Brussels, 24th June 2026. Broadcom claims it is building Europe’s sovereign cloud, supporting European providers with the technology to deliver competitive sovereign solutions. It is not. As a US provider subject to the CLOUD Act and other extra-jurisdictional orders, Broadcom’s VMware Cloud Foundation (VCF) software includes aspects that undermine customer control of cloud services. Its lack of portability and the paucity of alternatives mean that VCF disqualifies services even to qualify as Resilient under the CISPE Sovereign and Resilient Cloud Framework — the route designed to give customers assurance of control when using non-sovereign services.

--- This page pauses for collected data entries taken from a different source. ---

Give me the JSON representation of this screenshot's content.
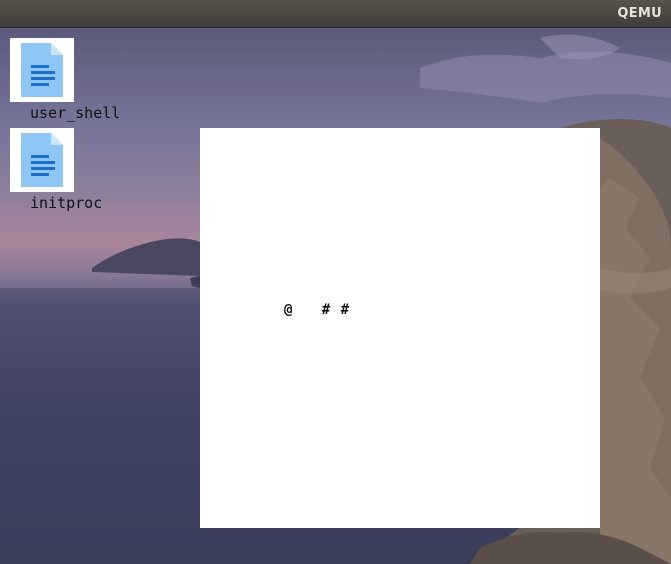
{
  "window": {
    "title": "QEMU"
  },
  "desktop": {
    "icons": [
      {
        "label": "user_shell",
        "icon": "text-file-icon"
      },
      {
        "label": "initproc",
        "icon": "text-file-icon"
      }
    ]
  },
  "vm_screen": {
    "text": "@   # #",
    "background": "#ffffff"
  },
  "colors": {
    "titlebar": "#4a4843",
    "file_icon": "#8ec7f5",
    "file_icon_lines": "#1f6fc4"
  }
}
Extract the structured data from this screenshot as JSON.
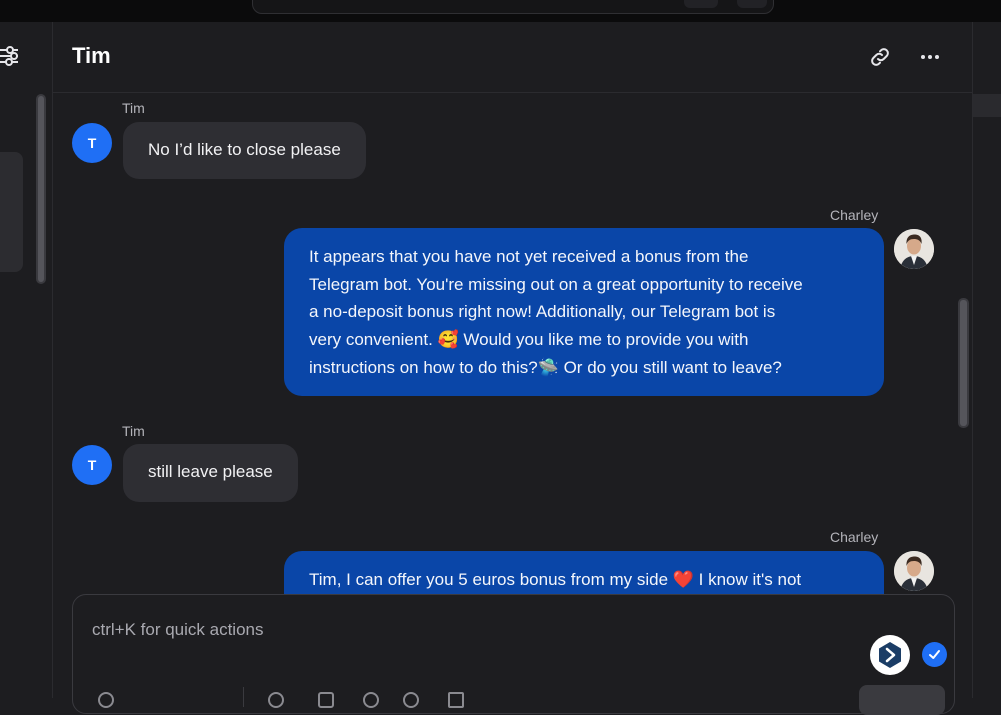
{
  "header": {
    "title": "Tim"
  },
  "messages": [
    {
      "direction": "in",
      "sender": "Tim",
      "avatar_letter": "T",
      "text": "No I’d like to close please"
    },
    {
      "direction": "out",
      "sender": "Charley",
      "lines": [
        "It appears that you have not yet received a bonus from the",
        "Telegram bot. You're missing out on a great opportunity to receive",
        "a no-deposit bonus right now! Additionally, our Telegram bot is",
        "very convenient. "
      ],
      "line4_emoji": "🥰",
      "line4_rest": " Would you like me to provide you with",
      "line5_start": "instructions on how to do this?",
      "line5_emoji": "🛸",
      "line5_rest": " Or do you still want to leave?"
    },
    {
      "direction": "in",
      "sender": "Tim",
      "avatar_letter": "T",
      "text": "still leave please"
    },
    {
      "direction": "out",
      "sender": "Charley",
      "text_start": "Tim, I can offer you 5 euros bonus from my side ",
      "emoji": "❤️",
      "text_rest": " I know it's not"
    }
  ],
  "composer": {
    "placeholder": "ctrl+K for quick actions"
  },
  "colors": {
    "accent": "#1f6ff5",
    "outgoing_bubble": "#0a46a8",
    "incoming_bubble": "#2e2e33"
  },
  "icons": [
    "filter-icon",
    "link-icon",
    "more-icon",
    "bot-icon",
    "check-icon"
  ]
}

After publication of the CADA, CISPE also believes that Broadcom software should also fail to meet anything but a Level 1 certification under the recently announced sovereignty framework within the Cloud and AI Development Act (CADA) published by the EU Commission on June 3rd.
CISPE’s analysis reveals that Broadcom’s terms and conditions, product features and marketing materials contain significant aspects that undermine sovereignty. The failures fall into two areas:
Software dependency. CISPE Sovereign and Resilient Cloud Framework clearly outlines the necessary controls customers need to have over software. These include the ability to inspect, maintain, move and replicate critical elements. VCF is a proprietary, closed-source stack from a US-controlled publisher exposed to Export Regulations (EAR), OFAC tariffs and the CLOUD Act. Broadcom’s T&Cs offer limited maintenance commitments, no source-code escrow, no substitution plan and no Data Act certification. This would also fail any CADA assurance beyond Level 1.

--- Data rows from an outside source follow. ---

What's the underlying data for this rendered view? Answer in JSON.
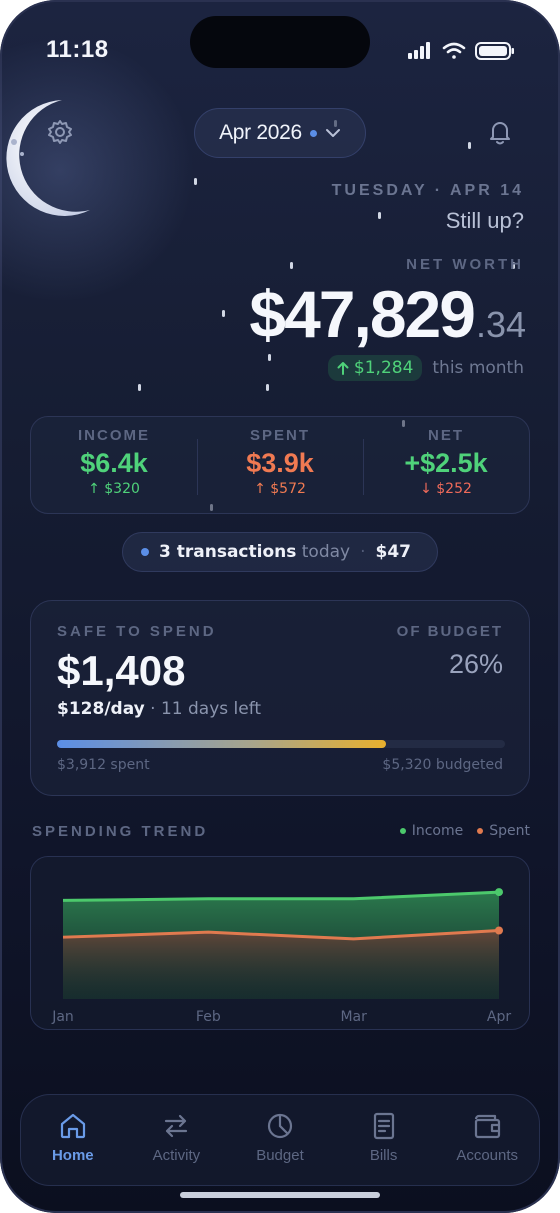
{
  "status_bar": {
    "time": "11:18"
  },
  "header": {
    "month_label": "Apr 2026",
    "settings_icon": "gear-icon",
    "notifications_icon": "bell-icon"
  },
  "greeting": {
    "date_line": "TUESDAY · APR 14",
    "message": "Still up?"
  },
  "net_worth": {
    "label": "NET WORTH",
    "value_main": "$47,829",
    "value_cents": ".34",
    "change": "$1,284",
    "change_suffix": "this month"
  },
  "summary": {
    "income": {
      "label": "INCOME",
      "value": "$6.4k",
      "delta": "↑ $320"
    },
    "spent": {
      "label": "SPENT",
      "value": "$3.9k",
      "delta": "↑ $572"
    },
    "net": {
      "label": "NET",
      "value": "+$2.5k",
      "delta": "↓ $252"
    }
  },
  "transactions": {
    "count_text": "3 transactions",
    "today_text": "today",
    "separator": "·",
    "amount": "$47"
  },
  "safe_to_spend": {
    "label": "SAFE TO SPEND",
    "value": "$1,408",
    "per_day": "$128/day",
    "days_left": "· 11 days left",
    "of_budget_label": "OF BUDGET",
    "of_budget_value": "26%",
    "progress_fraction": 0.735,
    "spent_text": "$3,912 spent",
    "budgeted_text": "$5,320 budgeted"
  },
  "trend": {
    "title": "SPENDING TREND",
    "legend_income": "Income",
    "legend_spent": "Spent"
  },
  "chart_data": {
    "type": "area",
    "categories": [
      "Jan",
      "Feb",
      "Mar",
      "Apr"
    ],
    "series": [
      {
        "name": "Income",
        "values": [
          5.9,
          6.0,
          6.0,
          6.4
        ]
      },
      {
        "name": "Spent",
        "values": [
          3.7,
          4.0,
          3.6,
          4.1
        ]
      }
    ],
    "ylim": [
      0,
      8.5
    ],
    "colors": {
      "Income": "#4cc96c",
      "Spent": "#e07a4f"
    },
    "grid": false,
    "legend": "top-right"
  },
  "tabs": [
    {
      "label": "Home",
      "icon": "home-icon",
      "active": true
    },
    {
      "label": "Activity",
      "icon": "swap-arrows-icon",
      "active": false
    },
    {
      "label": "Budget",
      "icon": "pie-clock-icon",
      "active": false
    },
    {
      "label": "Bills",
      "icon": "receipt-icon",
      "active": false
    },
    {
      "label": "Accounts",
      "icon": "wallet-icon",
      "active": false
    }
  ],
  "colors": {
    "accent": "#6a9be8",
    "income": "#4fd27a",
    "spent": "#f07a52",
    "net_positive": "#4fd27a",
    "net_delta": "#ef6a5a"
  }
}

Running this software in a sovereign data centre, or on-prem, does not mitigate these dependencies. Broadcom retains unilateral control as the sole source of patches, updates and maintenance. Should it choose or be compelled to cut customers off, it can, leaving them with a rapidly degrading, unlicensed virtualisation layer.
Operational autonomy. Measures are needed to ensure resilience to operational risks such as service removal, interference or degradation. Broadcom’s own public response to CADA acknowledges that “A software dependency that allows a foreign government to access or disrupt European operations does [compromise sovereignty].” Yet its own “Compliance Reporting” mechanism included in VCF Specific Program Documentation (v9.0+) mandates a Compliance Report every 180 days, with management-plane degradation or blocking as the stated consequence of non-compliance. In plain terms, a ‘kill switch’.
Again, deploying it in sovereign data centres or on-prem does not remove the obligation, and there is no realistic or affordable alternative to switch to. Customers are locked into a non-sovereign, non-resilient software platform.
Francisco Mingorance, commenting on the findings, said:
“Broadcom has toured conferences, bought adverts and broadcast across every channel that it is building Europe’s sovereign cloud. Nothing could be further from the truth. VCF is a proprietary product with limited interoperability and substitutability, controlled by a foreign vendor that has behaved like a bully towards customers and channel partners. If Europe needs an example of the dangers of over-reliance on dominant overseas players, Broadcom is it.”